Total solar eclipse

I travelled to the US to see last week’s total eclipse from just north of Madras, Oregon. From our position, we had 1m 30s of totality – nowhere near enough! below is a sequence of frames taken during the eclipse. What I did find interesting – although they don’t show up on the overexposed totality images – was that some solar prominences were clearly visible through the camera viewfinder. The totality images do however show the extent of the solar corona, and the presence of a number of sunspots helps to make the iamges from the partial phase more interesting.

The Tulip Nebula

This is an image of Sh2-101, the Tulip Nebula, in Cygnus. It’s an HaRGB image; 10 x 10min Ha, 6 x 3min for R, G and B, all binned 2 x 2. I think I’ll revisit this later in the summer when it’s a bit higher in the sky and add some more photons to it. Taken with the Atik One and Equinox 80.

The Rosette Nebula

I can’t let winter go past without having a go at the Rosette Nebula, so before the clouds rolled in last night, I was able to grab a few frames. 12 x 10min Ha and 8 x 3min R, G and B, all binned 2 x 2. It’s just a shade too big for a 500mm scope with this camera…

Five for the Price of One!

Continuing the exploration of HII regions in the Sharpless catalog, here are Sh2-254, 255, 256, 257 and 258 are lurking together in Orion’s arm, close to the border with Gemini, as shown on the accompanying map. This was 15 x 10min Ha, and 9 x 3min R, G and B, all binned 2×2.

Lovely HII regions!

Here are a couple of images from recent nights, taken with the Atik One on an Equinox 80. Both are HaRGB images.

The first is the well-known Jellyfish Nebula, IC443 in Gemini. 30 x 5min Ha frames, and 15 x 3min each for R, G and B. The second is the lesser-known Lower’s Nebula, Sh2-261, in Orion: 20 x 5min Ha frames, and 9 x 3min each of R, G and B, all binned 2×2. I hadn’t come across this one before, and was pleasantly surprised how big and bright it was!


Wide-field Wonders

Here are some wide-field vistas captured using an Atik 460ex OSC camera with a 100mm camera lens attached.

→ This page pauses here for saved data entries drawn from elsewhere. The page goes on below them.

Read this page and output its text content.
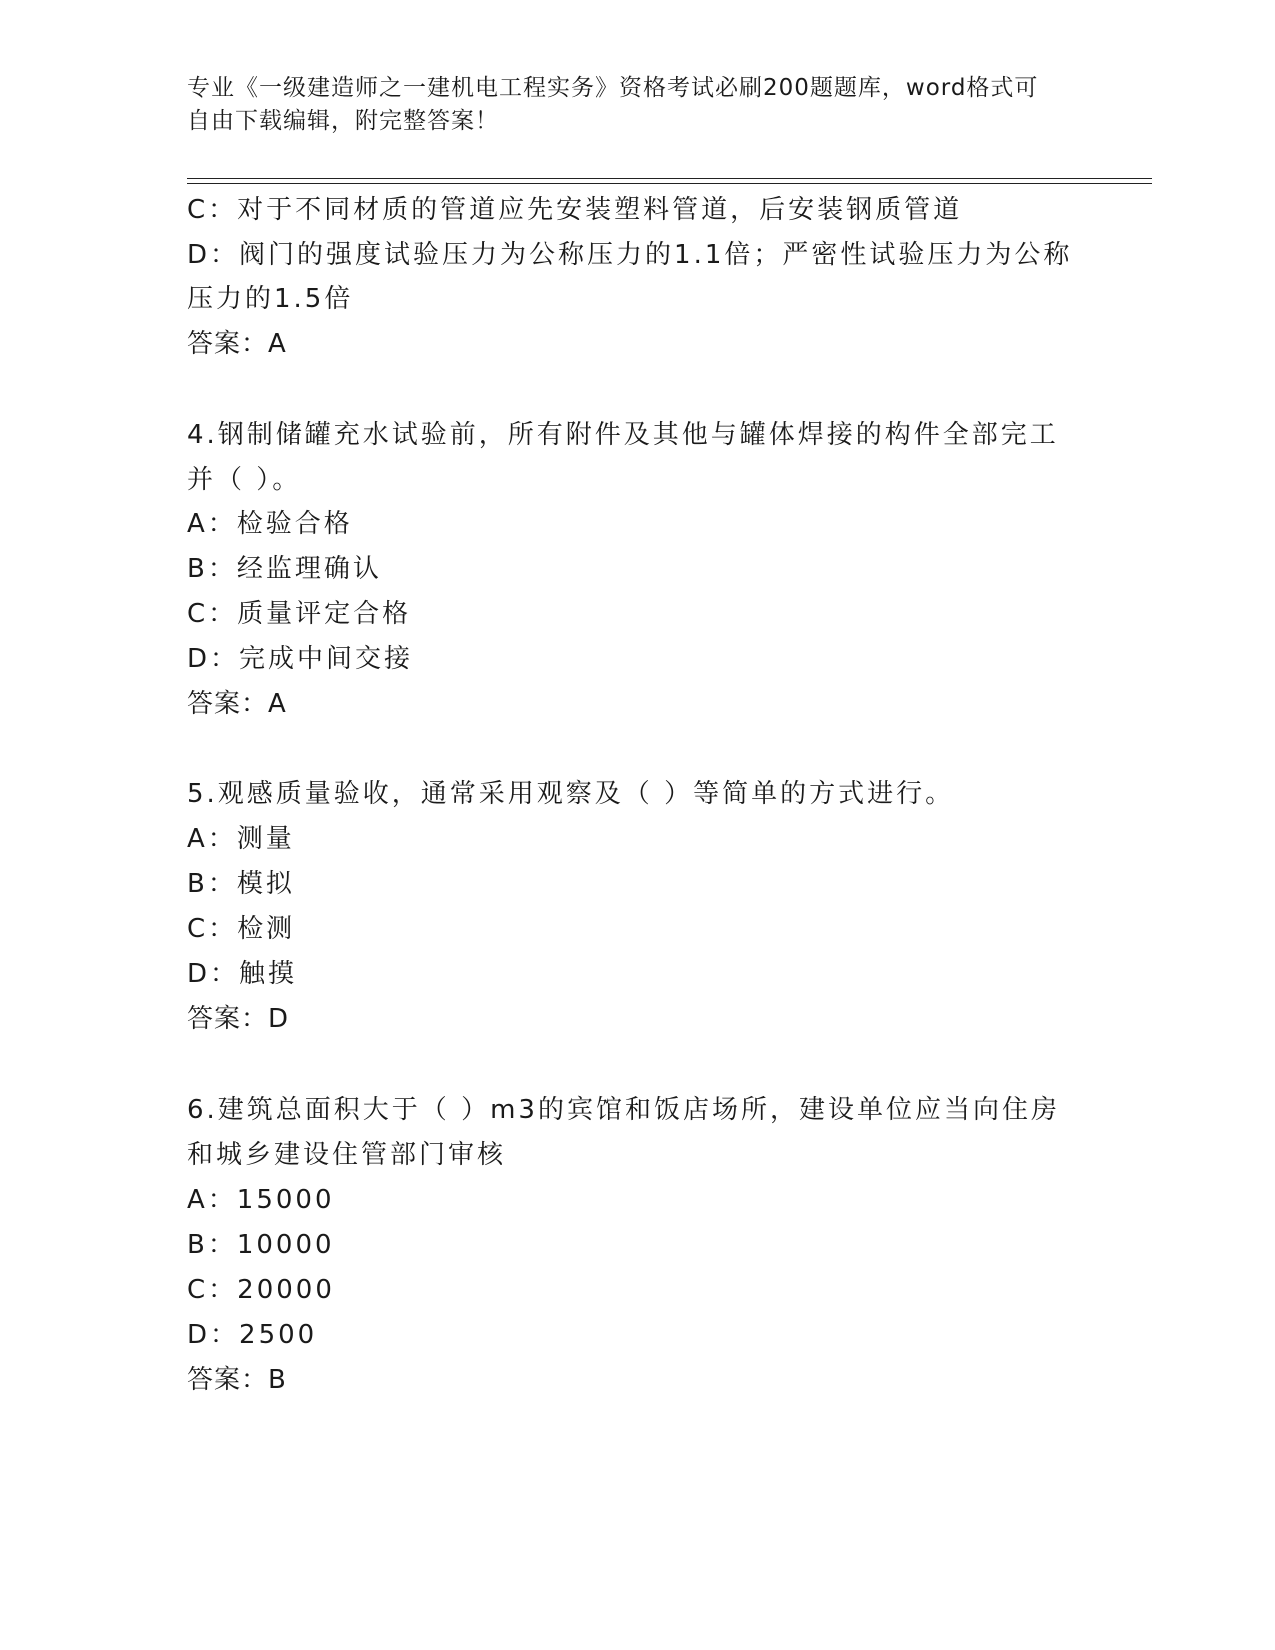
专业《一级建造师之一建机电工程实务》资格考试必刷200题题库，word格式可
自由下载编辑，附完整答案！

C：对于不同材质的管道应先安装塑料管道，后安装钢质管道

D：阀门的强度试验压力为公称压力的1.1倍；严密性试验压力为公称

压力的1.5倍

答案：A

4.钢制储罐充水试验前，所有附件及其他与罐体焊接的构件全部完工

并（ ）。

A：检验合格

B：经监理确认

C：质量评定合格

D：完成中间交接

答案：A

5.观感质量验收，通常采用观察及（ ）等简单的方式进行。

A：测量

B：模拟

C：检测

D：触摸

答案：D

6.建筑总面积大于（ ）m3的宾馆和饭店场所，建设单位应当向住房

和城乡建设住管部门审核

A：15000

B：10000

C：20000

D：2500

答案：B
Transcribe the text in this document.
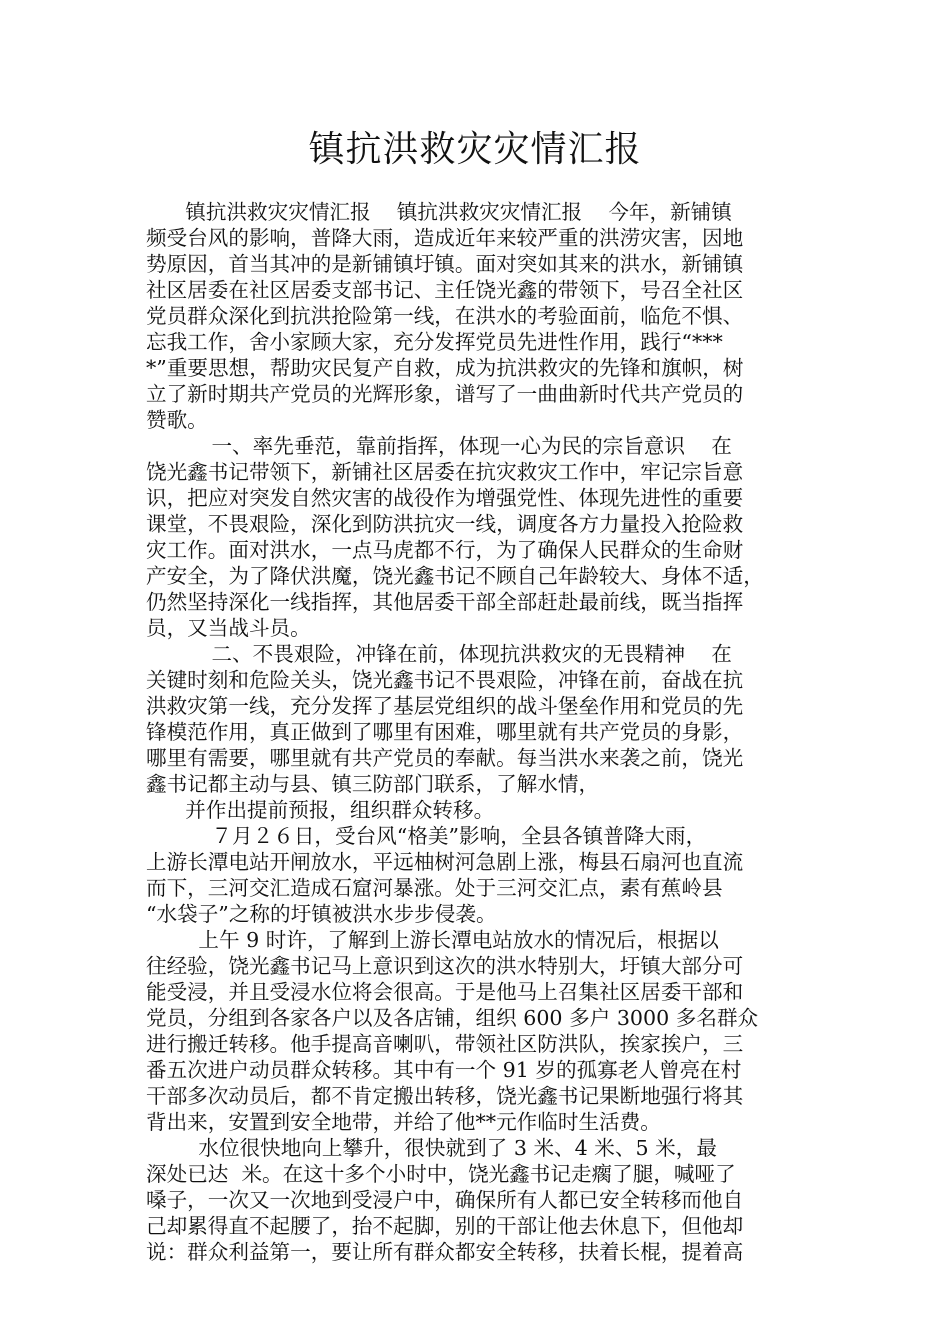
镇抗洪救灾灾情汇报
镇抗洪救灾灾情汇报    镇抗洪救灾灾情汇报    今年，新铺镇
频受台风的影响，普降大雨，造成近年来较严重的洪涝灾害，因地
势原因，首当其冲的是新铺镇圩镇。面对突如其来的洪水，新铺镇
社区居委在社区居委支部书记、主任饶光鑫的带领下，号召全社区
党员群众深化到抗洪抢险第一线，在洪水的考验面前，临危不惧、
忘我工作，舍小家顾大家，充分发挥党员先进性作用，践行“***
*”重要思想，帮助灾民复产自救，成为抗洪救灾的先锋和旗帜，树
立了新时期共产党员的光辉形象，谱写了一曲曲新时代共产党员的
赞歌。
一、率先垂范，靠前指挥，体现一心为民的宗旨意识    在
饶光鑫书记带领下，新铺社区居委在抗灾救灾工作中，牢记宗旨意
识，把应对突发自然灾害的战役作为增强党性、体现先进性的重要
课堂，不畏艰险，深化到防洪抗灾一线，调度各方力量投入抢险救
灾工作。面对洪水，一点马虎都不行，为了确保人民群众的生命财
产安全，为了降伏洪魔，饶光鑫书记不顾自己年龄较大、身体不适，
仍然坚持深化一线指挥，其他居委干部全部赶赴最前线，既当指挥
员，又当战斗员。
二、不畏艰险，冲锋在前，体现抗洪救灾的无畏精神    在
关键时刻和危险关头，饶光鑫书记不畏艰险，冲锋在前，奋战在抗
洪救灾第一线，充分发挥了基层党组织的战斗堡垒作用和党员的先
锋模范作用，真正做到了哪里有困难，哪里就有共产党员的身影，
哪里有需要，哪里就有共产党员的奉献。每当洪水来袭之前，饶光
鑫书记都主动与县、镇三防部门联系，了解水情，
并作出提前预报，组织群众转移。
７月２６日，受台风“格美”影响，全县各镇普降大雨，
上游长潭电站开闸放水，平远柚树河急剧上涨，梅县石扇河也直流
而下，三河交汇造成石窟河暴涨。处于三河交汇点，素有蕉岭县
“水袋子”之称的圩镇被洪水步步侵袭。
上午 9 时许，了解到上游长潭电站放水的情况后，根据以
往经验，饶光鑫书记马上意识到这次的洪水特别大，圩镇大部分可
能受浸，并且受浸水位将会很高。于是他马上召集社区居委干部和
党员，分组到各家各户以及各店铺，组织 600 多户 3000 多名群众
进行搬迁转移。他手提高音喇叭，带领社区防洪队，挨家挨户，三
番五次进户动员群众转移。其中有一个 91 岁的孤寡老人曾亮在村
干部多次动员后，都不肯定搬出转移，饶光鑫书记果断地强行将其
背出来，安置到安全地带，并给了他**元作临时生活费。
水位很快地向上攀升，很快就到了 3 米、4 米、5 米，最
深处已达  米。在这十多个小时中，饶光鑫书记走瘸了腿，喊哑了
嗓子，一次又一次地到受浸户中，确保所有人都已安全转移而他自
己却累得直不起腰了，抬不起脚，别的干部让他去休息下，但他却
说：群众利益第一，要让所有群众都安全转移，扶着长棍，提着高
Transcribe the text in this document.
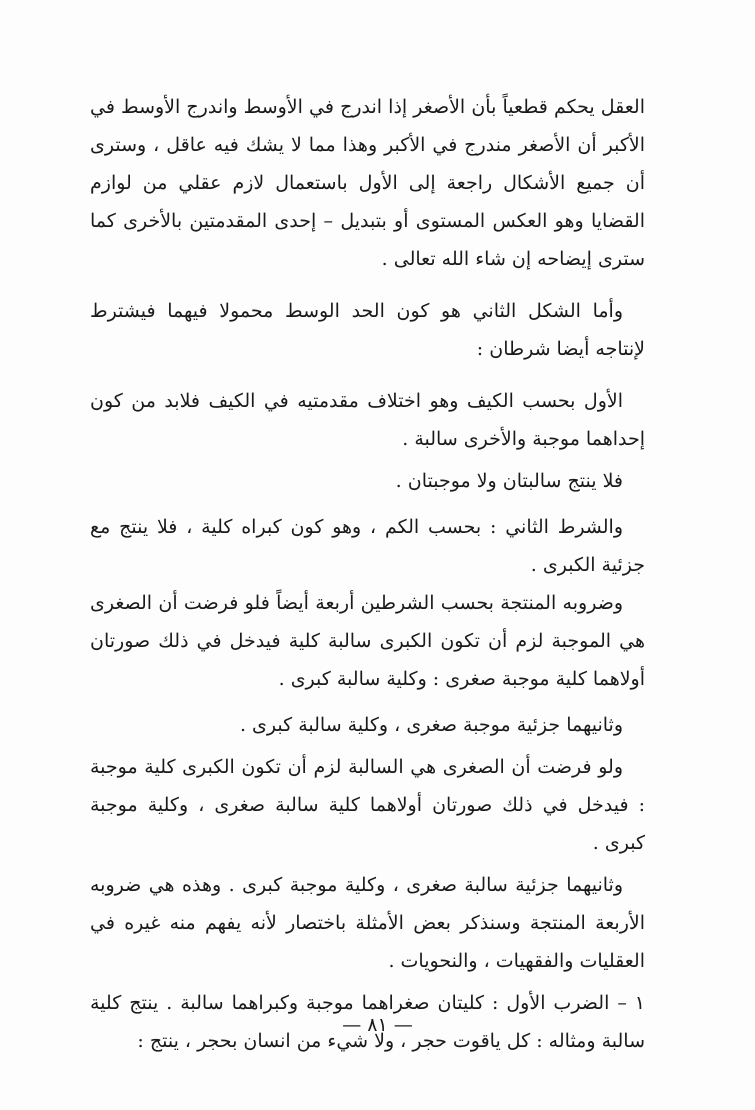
العقل يحكم قطعياً بأن الأصغر إذا اندرج في الأوسط واندرج الأوسط في الأكبر أن الأصغر مندرج في الأكبر وهذا مما لا يشك فيه عاقل ، وسترى أن جميع الأشكال راجعة إلى الأول باستعمال لازم عقلي من لوازم القضايا وهو العكس المستوى أو بتبديل – إحدى المقدمتين بالأخرى كما سترى إيضاحه إن شاء الله تعالى .

وأما الشكل الثاني هو كون الحد الوسط محمولا فيهما فيشترط لإنتاجه أيضا شرطان :

الأول بحسب الكيف وهو اختلاف مقدمتيه في الكيف فلابد من كون إحداهما موجبة والأخرى سالبة .

فلا ينتج سالبتان ولا موجبتان .

والشرط الثاني : بحسب الكم ، وهو كون كبراه كلية ، فلا ينتج مع جزئية الكبرى .

وضروبه المنتجة بحسب الشرطين أربعة أيضاً فلو فرضت أن الصغرى هي الموجبة لزم أن تكون الكبرى سالبة كلية فيدخل في ذلك صورتان أولاهما كلية موجبة صغرى : وكلية سالبة كبرى .

وثانيهما جزئية موجبة صغرى ، وكلية سالبة كبرى .

ولو فرضت أن الصغرى هي السالبة لزم أن تكون الكبرى كلية موجبة : فيدخل في ذلك صورتان أولاهما كلية سالبة صغرى ، وكلية موجبة كبرى .

وثانيهما جزئية سالبة صغرى ، وكلية موجبة كبرى . وهذه هي ضروبه الأربعة المنتجة وسنذكر بعض الأمثلة باختصار لأنه يفهم منه غيره في العقليات والفقهيات ، والنحويات .

١ – الضرب الأول : كليتان صغراهما موجبة وكبراهما سالبة . ينتج كلية سالبة ومثاله : كل ياقوت حجر ، ولا شيء من انسان بحجر ، ينتج :

— ٨١ —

The first is of a region in Auriga, around M36 and M38. The HII regions haven’t come out quite as well as I’d hoped: The Flaming Star nebula is on the right hand edge of the picture with IC410 to its left. M38 is the cluster above centre, while the one to the left of centre is M36. 30 x 5min exposures.

Next up is a colourful region in Gemini. The two bright stars are μ (on the left) and η Geminorum, while open cluster M35 is visible above. The Monkey Head Nebula (NGC2175) is visible lower right, while the fainter HII region IC443 aka the Jellyfish Nebula can be seen between the two stars. 15 x 5min.

And finally, a view of eatern Leo. The bright star upper right is θ Leonis, and the Leo Triplet of M65, M66 and NGC3628 can be seen below. There are three other small galaxies in there as well (NGC3593, NGC3596 and NGC3655), if you know where to look 🙂 15 x 5min.


This is an image of the central portion of IC1805, The Heart Nebula, taken with the Atik One through my 190MN. It’s an H-alpha/LRGB image comprised of 15 x 5min Ha binned 1×1, and 15 x 3min each for L, R, G and B, binned 2×2.



The summer break is over, and some decent dark nights are with us. This is the Triangulum Galaxy, M33, captured through the Equinox 80 with an Atik 460EX OSC. It’s from 29 x 5 min exposures, and processed in PixInsight.m33

Spring Galaxies

This shot is of a small group of galaxies in the constellation of Canes Venatici. It shows spiral NGC5033 below and left of centre, while the galaxy above and to the right is NGC5005. Also visible are NGC5002 (right of centre) and NGC5014 (towards the bottom). Galaxy hunters will be able to spot a couple of fainter fuzzies as well. Taken with an Atik One through an Equinox 80, it was composed from 12 x 5min luminance frames (binned 1×1) and 8 x 3min each for R, G and B (binned 2×2).


The Orion Nebula

This is a slightly different view of M42, the Orion Nebula. This narrowband image was captured with an Atik One and 200mm f/2.8 lens using 4 x 10min and 6 x 2min hydrogen alpha frames for the red channel, 4 x 10min hydrogen beta for the green, and 4 x 10min OIII for the blue.